Benefits of polarized small-angle neutron scattering on magnetic nanometer scale structure modeling

Recent use of polarized neutron technique in small-angle scattering (SANS) have led to impressive results in the case of magnetic nanometer-scale structure analysis. In some particular cases this method offers the possibility to survey structure models with the necessary accuracy for the first time. The different cross sections for spin-up and spin-down neutron scattering on magnetic precipitates can be combined with the method of chemical contrast variation. All data fitting using structure models will benefit of that kind of constraints. The analysis of the interference term of nuclear and magnetic scattering respectively enables the extraction of additional information about the composition and magnetization profiles of the samples.

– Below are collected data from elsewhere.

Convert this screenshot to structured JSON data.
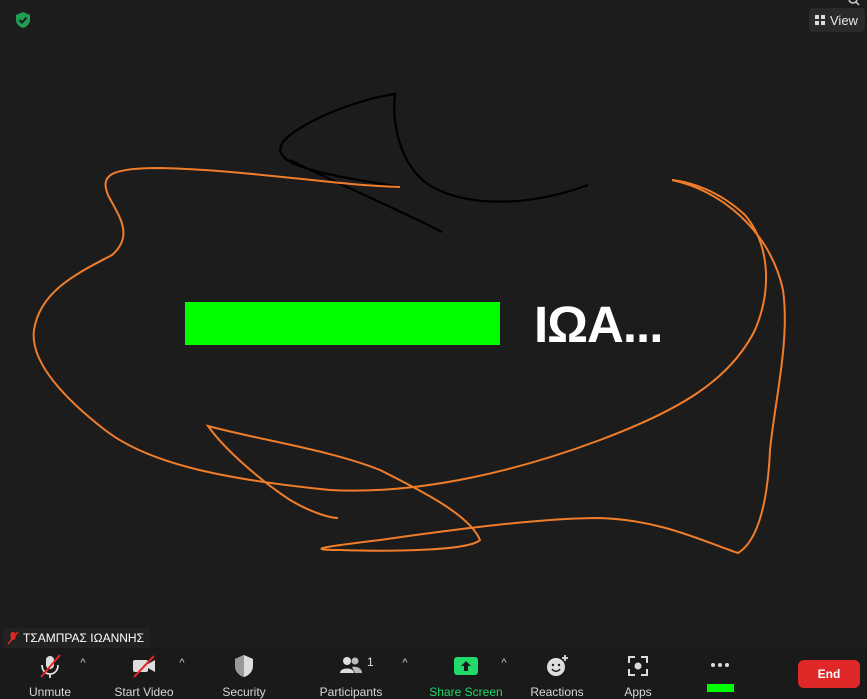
{
  "meeting": {
    "view_label": "View",
    "shared_name_text": "ΙΩΑ...",
    "participant_name": "ΤΣΑΜΠΡΑΣ ΙΩΑΝΝΗΣ",
    "participants_count": "1"
  },
  "toolbar": {
    "unmute": "Unmute",
    "start_video": "Start Video",
    "security": "Security",
    "participants": "Participants",
    "share_screen": "Share Screen",
    "reactions": "Reactions",
    "apps": "Apps",
    "end": "End"
  },
  "colors": {
    "background": "#1c1c1c",
    "highlight_green": "#00ff00",
    "annotation_orange": "#f07d2a",
    "annotation_black": "#000000",
    "share_green": "#22d96b",
    "end_red": "#e02828",
    "muted_red": "#e02828"
  },
  "icons": [
    "shield-icon",
    "grid-icon",
    "search-icon",
    "mic-muted-icon",
    "video-off-icon",
    "shield-security-icon",
    "participants-icon",
    "share-arrow-icon",
    "reactions-icon",
    "apps-icon",
    "more-icon"
  ]
}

Here we place emphasis on the difference of spin-up and spin-down neutron scattering intensities to obtain this information. This technique profits by the clear distinction between magnetic and nonmagnetic scattering contributions and the strong auxiliary conditions for model fitting procedures. Depending on the relative orientations of the external magnetic field, the local magnetization of the precipitates and the scattering vector, significant scattering patterns can be scrutinized. Beside general formulas for some special cases of present experimental interest we exercise the approach to a nontrivial case of data obtained from polarised SANS experiments at the Berlin Neutron Scattering Center (BENSC).